ペリペリとビニールテープを剥がして、蓋を開ける。
のぞき込むと
「…大きい魚」
「鯛だな」
氷水の中に魚の王様が埋まっている。
東が器用にさばいていく脇で三人の隊員も忙しい。キッチンが臭くなるのは嫌と、加古はあらかじめ新聞紙をシンクに敷いていた。
「内臓はここに入れてね」
新聞紙で作った箱は暇なときに皆が折ってストックしてある。
タッパーや折を用意していくのは三輪の役目だ。紙袋にもポン、ポンと保冷剤を入れていく。
「秀次は手際がいいな」
「俺が教えました」
「あら、私が教えたのよ」
「今日、本部にいるのは誰かな? いつものことで悪いが、
手分けして、配りに行ってくれ」
「二宮、了解」
「加古、了解」
「了解です」
テンポよく言えずに、三輪は口の中でつぶやいた。
「ねえねえ、東さん、海鮮しゃぶしゃぶにしてみない?」
加古はカレイを見ながら提案する。
「新鮮なんだから、刺身だろう」
二宮が言い返す。二人はいつもこんな調子だ。
本日は、東隊長の釣ってきた魚を堪能する会なのだ。作戦室では飲酒禁止なので、ビールを飲みたい東の希望もあって、このあと本部内の彼の持っている居住スペースにお邪魔させてもらっての開催である。

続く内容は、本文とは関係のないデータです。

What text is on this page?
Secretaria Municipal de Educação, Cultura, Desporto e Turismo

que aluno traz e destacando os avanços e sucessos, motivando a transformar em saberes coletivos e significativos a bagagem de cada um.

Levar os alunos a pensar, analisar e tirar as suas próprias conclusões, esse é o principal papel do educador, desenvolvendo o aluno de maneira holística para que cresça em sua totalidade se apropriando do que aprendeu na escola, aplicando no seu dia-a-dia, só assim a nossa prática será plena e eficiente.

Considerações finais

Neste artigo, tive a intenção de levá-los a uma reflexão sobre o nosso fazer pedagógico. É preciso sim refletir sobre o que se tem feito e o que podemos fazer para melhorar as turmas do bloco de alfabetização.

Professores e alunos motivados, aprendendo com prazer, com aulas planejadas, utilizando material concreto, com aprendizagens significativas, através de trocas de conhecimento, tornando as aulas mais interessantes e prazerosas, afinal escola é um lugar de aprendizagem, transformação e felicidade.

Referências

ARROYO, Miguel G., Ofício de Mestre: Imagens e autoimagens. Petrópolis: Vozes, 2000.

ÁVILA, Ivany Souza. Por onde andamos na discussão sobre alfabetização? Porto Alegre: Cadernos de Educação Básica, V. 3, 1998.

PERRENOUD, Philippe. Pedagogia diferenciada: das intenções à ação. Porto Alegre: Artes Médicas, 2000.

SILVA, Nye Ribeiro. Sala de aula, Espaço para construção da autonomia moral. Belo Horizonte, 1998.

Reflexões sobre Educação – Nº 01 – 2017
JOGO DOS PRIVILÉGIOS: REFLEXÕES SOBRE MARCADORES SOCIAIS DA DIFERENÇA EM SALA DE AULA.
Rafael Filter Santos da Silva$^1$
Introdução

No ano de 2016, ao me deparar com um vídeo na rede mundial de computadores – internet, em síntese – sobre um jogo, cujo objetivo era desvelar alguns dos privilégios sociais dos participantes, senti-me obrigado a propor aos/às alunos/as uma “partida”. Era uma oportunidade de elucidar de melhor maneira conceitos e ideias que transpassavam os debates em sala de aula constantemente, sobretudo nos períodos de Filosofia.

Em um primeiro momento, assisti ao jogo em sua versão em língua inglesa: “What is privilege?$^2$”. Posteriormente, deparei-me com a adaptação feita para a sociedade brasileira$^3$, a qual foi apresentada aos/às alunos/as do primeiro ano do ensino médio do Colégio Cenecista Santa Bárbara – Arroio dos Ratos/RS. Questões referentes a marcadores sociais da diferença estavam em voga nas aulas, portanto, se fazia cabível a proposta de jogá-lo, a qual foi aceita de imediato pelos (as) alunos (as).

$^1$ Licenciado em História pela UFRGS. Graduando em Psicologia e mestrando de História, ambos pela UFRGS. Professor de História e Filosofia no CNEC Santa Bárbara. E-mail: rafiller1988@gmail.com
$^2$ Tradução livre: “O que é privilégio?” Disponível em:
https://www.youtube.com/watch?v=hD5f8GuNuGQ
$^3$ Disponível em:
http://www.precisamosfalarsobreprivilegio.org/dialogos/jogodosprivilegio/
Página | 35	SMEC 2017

「鍋があるからできるが、それなら最後はうどんで締めたいなあ」
「売店で売ってるんじゃないかしら」
東は包丁の手を止めてそうだなあと言いながら、チョイチョイと手招きして三輪を呼んだ。
「はい」
てっきり、うどんを買ってくるよう言われると思っていた三輪に東は、
「味見」
鯛の切れ端をヒョイと三輪の口の中にいれた。
「どうだ」
「おいしいです」
白身魚が甘いのを三輪はここにきて初めて知った。
ニ、クッキー
「暑いわね」
盆である。
この時期、食堂が休みなのだ。若者はコンビニに行き、偉い人は仕出し弁当を頼む。
今日の東隊長は上層部に呼ばれて会議に出席中である。これはよくあることで、片手間で隊長をやってるのではないかと思うほど忙しい人なのだ。今頃、上層部と高級弁当を食べていることだろう。
時刻は午後一時である。
「お腹が空いたわね」
先程から、加古は暑いとお腹が空いたしか言わないと気がついて、三輪は少しおかしかった。二宮はまだ到着していない。要領のよい彼のことなので、どこかで食事をしてからやってくるのだろう。
「コンビニで買ってきます」
三輪は立ち上がった。本部の中にも最近コンビニができたのだ。
「今日はコンビニのご飯って気分じゃないのよねえ」
と、加古は顎に長い指を当てた。二宮がいたなら、わがままだとののしったに違いないが、三輪はあまり気にならない。
「外へも買いに行きますよ」
どのみち三輪も何か腹に入れないといけない。
「本部の外は暑いわよ」
「そうだけど」
最近、加古に対しては敬語がすっぽ抜けるときがある。年上とか年下だとかそういうのを突き抜けたところが加古にあるからだ。
加古は天井に視線を送って、しばし考えたあと、
「どっかにクッキーがあったはず」
ぽんと手を叩いて、立ち上がった。
「東さんがもらってきてた」
「え! あれ? 」
あれは確かお中元でもらった高級クッキーだった。お中元をもらう大学生もどうかと思うが、東はよく頂きものをする。ご相伴にありつくのは隊員の役得だ。
しかし、いいとこのクッキーを昼飯代わりとは。
棚をゴソゴソとあさって、すぐに加古はクッキーの四角い缶を見つけてきた。目星をつけていたらしい。
「これこれ」
遠慮なくカパッとあけると、ほとんど手つかずの高級焼き菓子が現れる。
「三輪くん、冷蔵庫から飲み物持ってきて。私、アイスティー」
三輪は麦茶にした。
「お前らばっかり何食ってんだ」
案の定、程なくして現れた二宮は呆れた声を出した。
「太るぞ」
「三輪くんはもうちょっと太ったほうがいいわ」
「お前だ、加古」
「ご飯代わりだもの。それにこれから、動くから問題ないわ」
「トリオン体じゃあ関係ないだろう」
そう言いつつも、二宮もクッキーに手を伸ばす。
「二宮先輩、何飲みますか?」
「牛乳」
結局、三人でバリボリ食べて、缶のクッキーはすっかりなくなってしまった。
「内緒ね」
「証拠隠滅だな」
三輪くんの方で捨てておいてねと空の缶を持たされた。三輪が本部に住んでいるからだ。
なんとなく捨てそびれて、東隊が解散して、それぞれが別の隊を持つようになった今でも、その缶は三輪の部屋にある。
三、ざる蕎麦
「なんだ、引っ越したばかりなのか」
東隊が結成されたばかりの頃の話だ。
なんの用事だったか。多分、東からの言伝てがあったのに三輪へのメールが既読にもならないし、電話にも出ない。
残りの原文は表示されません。